The couple’s stormy private life often drew more attention than their movie roles, and their extravagance was legendary. During the 1960s, they earned a combined $88 million and spent more than $65 million. They bought a fleet of Rolls Royces, whole floors of luxury hotels, a private jet, a helicopter and a multimillion-dollar yacht. They were American royalty, and the world watched as their lives began to fall apart. Taylor appropriated Burton’s alcohol-abuse problem and also mixed drugs into the stew. By 1969, their marriage was a constant cycle of verbal and physical battles that was only interrupted by the mutual presentation of expensive gifts. The famous Cartier diamond was the product of a fight they had in a restaurant one night. Burton called Taylor’s hands large and ugly, and she responded that in that case, he’d better buy her the 69-carat ring she wanted so that her hands looked smaller and more attractive.
The flawless, pear-shaped diamond had 58 facets and was unearthed from the Premier mine of South Africa in 1966. It went up for auction in October 1969 and was bought by the Cartier jewelry firm for $1.05 million. The very next day, on October 24, Burton bought the diamond for an estimated $1.5 million; although the exact sum was undisclosed. The diamond—christened the “Taylor-Burton”—remained at Cartier for several days before Burton took it home and presented it to Taylor.

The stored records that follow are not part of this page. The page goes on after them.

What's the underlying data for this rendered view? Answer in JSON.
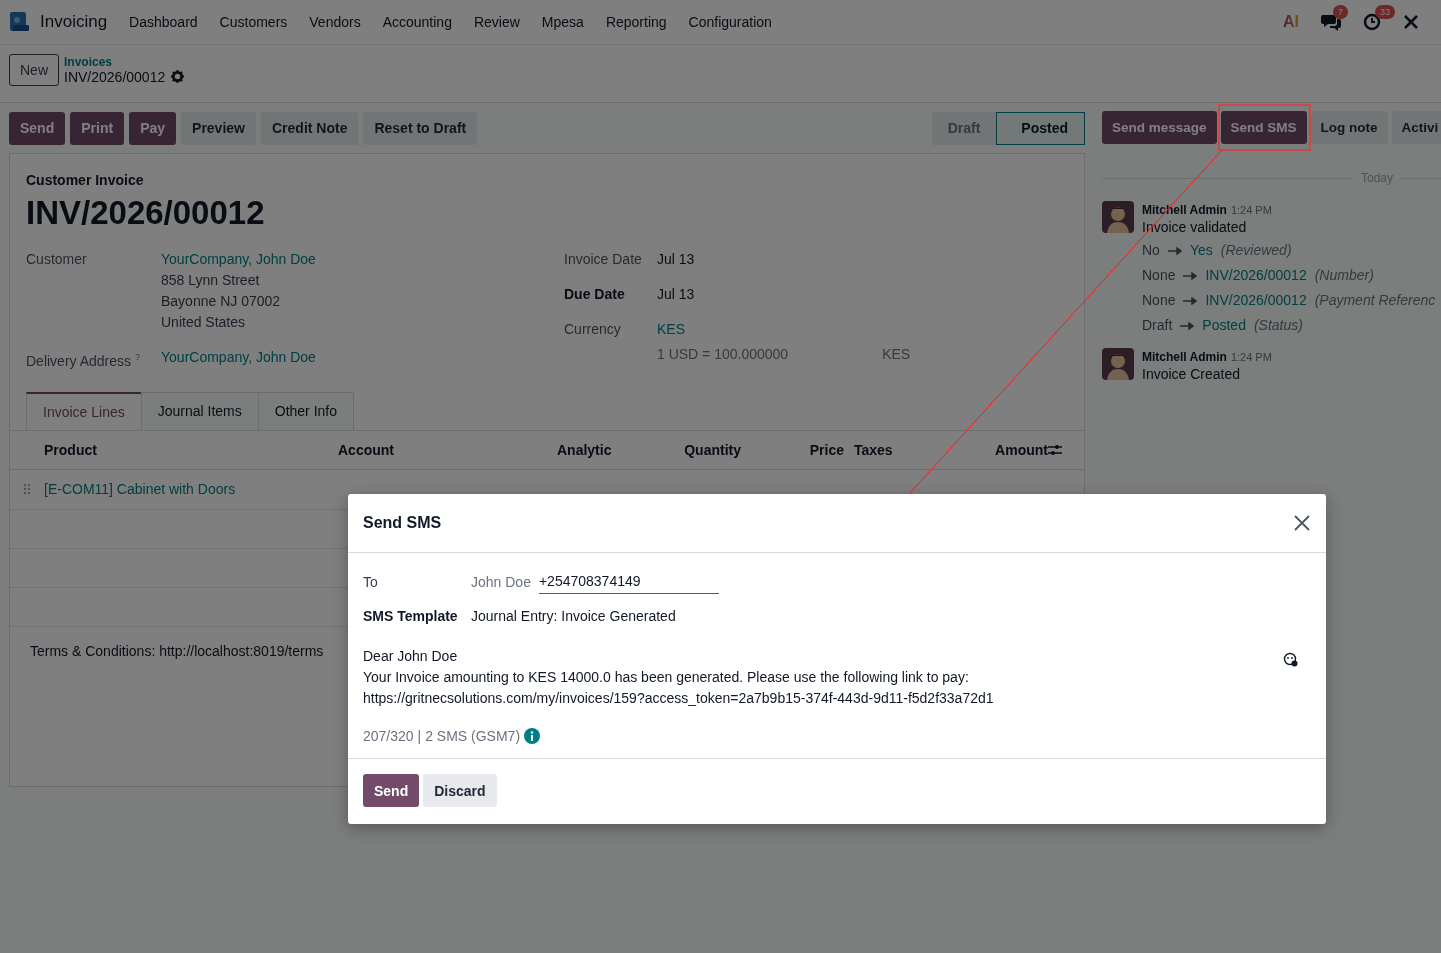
{
  "navbar": {
    "app_name": "Invoicing",
    "menu": [
      "Dashboard",
      "Customers",
      "Vendors",
      "Accounting",
      "Review",
      "Mpesa",
      "Reporting",
      "Configuration"
    ],
    "ai_label": "AI",
    "message_count": "7",
    "activity_count": "33"
  },
  "control_panel": {
    "new_button": "New",
    "breadcrumb": "Invoices",
    "record_name": "INV/2026/00012"
  },
  "actions": [
    {
      "label": "Send",
      "kind": "primary"
    },
    {
      "label": "Print",
      "kind": "primary"
    },
    {
      "label": "Pay",
      "kind": "primary"
    },
    {
      "label": "Preview",
      "kind": "secondary"
    },
    {
      "label": "Credit Note",
      "kind": "secondary"
    },
    {
      "label": "Reset to Draft",
      "kind": "secondary"
    }
  ],
  "status_bar": [
    {
      "label": "Draft",
      "selected": false
    },
    {
      "label": "Posted",
      "selected": true
    }
  ],
  "sheet": {
    "subtitle": "Customer Invoice",
    "title": "INV/2026/00012",
    "customer": {
      "label": "Customer",
      "name": "YourCompany, John Doe",
      "address": [
        "858 Lynn Street",
        "Bayonne NJ 07002",
        "United States"
      ]
    },
    "delivery": {
      "label": "Delivery Address",
      "help": "?",
      "name": "YourCompany, John Doe"
    },
    "invoice_date": {
      "label": "Invoice Date",
      "value": "Jul 13"
    },
    "due_date": {
      "label": "Due Date",
      "value": "Jul 13"
    },
    "currency": {
      "label": "Currency",
      "value": "KES",
      "rate": "1 USD = 100.000000",
      "rate_currency": "KES"
    },
    "tabs": [
      {
        "label": "Invoice Lines",
        "selected": true
      },
      {
        "label": "Journal Items",
        "selected": false
      },
      {
        "label": "Other Info",
        "selected": false
      }
    ],
    "columns": [
      "Product",
      "Account",
      "Analytic",
      "Quantity",
      "Price",
      "Taxes",
      "Amount"
    ],
    "rows": [
      {
        "product": "[E-COM11] Cabinet with Doors"
      }
    ],
    "terms": "Terms & Conditions: http://localhost:8019/terms"
  },
  "chatter": {
    "buttons": [
      {
        "label": "Send message",
        "kind": "primary"
      },
      {
        "label": "Send SMS",
        "kind": "primary"
      },
      {
        "label": "Log note",
        "kind": "secondary"
      },
      {
        "label": "Activi",
        "kind": "secondary"
      }
    ],
    "date_separator": "Today",
    "messages": [
      {
        "author": "Mitchell Admin",
        "time": "1:24 PM",
        "body": "Invoice validated",
        "changes": [
          {
            "old": "No",
            "new": "Yes",
            "field": "(Reviewed)"
          },
          {
            "old": "None",
            "new": "INV/2026/00012",
            "field": "(Number)"
          },
          {
            "old": "None",
            "new": "INV/2026/00012",
            "field": "(Payment Referenc"
          },
          {
            "old": "Draft",
            "new": "Posted",
            "field": "(Status)"
          }
        ]
      },
      {
        "author": "Mitchell Admin",
        "time": "1:24 PM",
        "body": "Invoice Created"
      }
    ]
  },
  "dialog": {
    "title": "Send SMS",
    "to_label": "To",
    "recipient": "John Doe",
    "phone": "+254708374149",
    "template_label": "SMS Template",
    "template": "Journal Entry: Invoice Generated",
    "body": "Dear John Doe\nYour Invoice amounting to KES 14000.0 has been generated. Please use the following link to pay:\nhttps://gritnecsolutions.com/my/invoices/159?access_token=2a7b9b15-374f-443d-9d11-f5d2f33a72d1",
    "counter": "207/320",
    "sms_info": "| 2 SMS (GSM7)",
    "buttons": [
      {
        "label": "Send",
        "kind": "primary"
      },
      {
        "label": "Discard",
        "kind": "secondary"
      }
    ]
  }
}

Thousands of people lined the street outside Cartier every day to view it.
Taylor and Burton became estranged in 1970, in 1973 they formally separated, and in 1974 they divorced. They remarried in 1975 but stayed together just a few months. The next year, they divorced for the second and last time. Three years later, Taylor put the Taylor-Burton diamond up for auction. The jeweler Henry Lambert bought it for $3 million and then sold it to an anonymous buyer in Saudi Arabia. Elizabeth Taylor went on to have two more husbands, both of whom she divorced.
Taylor passed away on March 23, 2011. Richard Burton died of a brain aneurysm in 1984.